Abbiamo cercato la definizione di una fonte letteralmente autorevole del settore, cioè il GSE (il Gestore Servizi Energetici):
“Una CER è un insieme di cittadini, piccole e medie imprese, enti territoriali e autorità locali, incluse le amministrazioni comunali, le cooperative, gli enti di ricerca, gli enti religiosi, quelli del terzo settore e di protezione ambientale, che condividono l’energia elettrica rinnovabile prodotta da impianti nella disponibilità di uno o più soggetti associatisi alla comunità.”
Come dicevamo, la comunità mette a disposizione spazi e impianti. La parrocchia di cui parlavamo nell’introduzione, per esempio, ha installato un impianto fotovoltaico da 20 kWp sul tetto della chiesa e ha selezionato alcune famiglie della zona con cui condividere la luce prodotta. Per formare una Comunità energetica, infatti, chi partecipa deve trovarsi in una zona geografica limitata: i vari POD devono essere collegati alla stessa cabina elettrica primaria, cioè il punto della rete nazionale su cui viene distribuita l’energia prodotta dagli altri impianti italiani.

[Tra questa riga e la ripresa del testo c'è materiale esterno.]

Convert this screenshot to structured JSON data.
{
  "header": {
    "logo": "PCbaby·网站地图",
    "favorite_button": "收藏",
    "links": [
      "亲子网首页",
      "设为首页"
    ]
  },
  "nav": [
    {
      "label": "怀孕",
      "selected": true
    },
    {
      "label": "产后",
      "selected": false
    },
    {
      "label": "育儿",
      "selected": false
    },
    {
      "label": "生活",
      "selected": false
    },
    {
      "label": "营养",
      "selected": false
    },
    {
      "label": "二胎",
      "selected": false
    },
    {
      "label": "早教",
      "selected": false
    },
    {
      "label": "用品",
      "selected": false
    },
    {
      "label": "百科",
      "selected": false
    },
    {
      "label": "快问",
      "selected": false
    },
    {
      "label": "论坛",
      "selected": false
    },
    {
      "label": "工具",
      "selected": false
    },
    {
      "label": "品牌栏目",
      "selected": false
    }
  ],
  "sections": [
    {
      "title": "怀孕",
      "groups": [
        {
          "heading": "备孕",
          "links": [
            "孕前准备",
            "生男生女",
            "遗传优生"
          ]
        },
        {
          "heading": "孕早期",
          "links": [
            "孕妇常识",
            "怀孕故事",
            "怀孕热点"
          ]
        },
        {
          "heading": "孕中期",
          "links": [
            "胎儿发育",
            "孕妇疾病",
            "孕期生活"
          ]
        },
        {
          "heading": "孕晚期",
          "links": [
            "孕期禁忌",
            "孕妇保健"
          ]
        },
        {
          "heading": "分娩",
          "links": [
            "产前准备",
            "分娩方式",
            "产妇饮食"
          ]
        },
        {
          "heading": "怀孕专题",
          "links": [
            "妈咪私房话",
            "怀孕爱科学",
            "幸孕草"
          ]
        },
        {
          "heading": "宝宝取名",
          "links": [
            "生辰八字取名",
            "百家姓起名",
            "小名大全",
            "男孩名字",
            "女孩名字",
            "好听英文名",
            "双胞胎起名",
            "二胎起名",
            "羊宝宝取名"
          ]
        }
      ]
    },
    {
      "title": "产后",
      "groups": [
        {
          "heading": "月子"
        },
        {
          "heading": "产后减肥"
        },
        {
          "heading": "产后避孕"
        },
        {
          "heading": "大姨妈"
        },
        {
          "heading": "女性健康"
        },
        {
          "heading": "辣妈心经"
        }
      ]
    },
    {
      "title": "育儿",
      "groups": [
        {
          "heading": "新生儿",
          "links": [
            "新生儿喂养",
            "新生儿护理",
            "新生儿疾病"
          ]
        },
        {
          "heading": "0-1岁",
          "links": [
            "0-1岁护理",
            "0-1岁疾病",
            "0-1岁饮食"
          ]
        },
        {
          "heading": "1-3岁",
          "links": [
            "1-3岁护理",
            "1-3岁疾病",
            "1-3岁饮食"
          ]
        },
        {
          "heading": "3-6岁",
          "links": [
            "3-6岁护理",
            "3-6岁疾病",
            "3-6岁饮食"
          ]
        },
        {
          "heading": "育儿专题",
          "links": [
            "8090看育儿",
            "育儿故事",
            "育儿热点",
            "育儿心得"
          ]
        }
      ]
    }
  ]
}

Nel caso di una Comunità energetica, per l’appunto, l’impianto restituisce l’energia a chi partecipa, in questo caso alle otto famiglie della parrocchia della Santa Famiglia di Nazareth. Come dice sempre il GSE, tutta l’energia non utilizzata in autoconsumo – cioè dalle stesse persone che partecipano alla Comunità energetica – può essere venduta a condizioni di mercato. Secondo le previsioni di Don Valeriano Giacomelli, consigliere provinciale della Congregazione di san Luigi Orione dove si trova la parrocchia, a ogni famiglia dovrebbero arrivare circa 180 € all’anno: i numeri precisi ancora non ci sono perché la comunità ha iniziato a produrre energia da agosto 2024. In casi come questi, però, è fondamentale che i consumi delle famiglie non superino l’autoconsumo previsto: solo così potrebbe esserci quel piccolo guadagno che rende le Comunità energetiche tanto interessanti.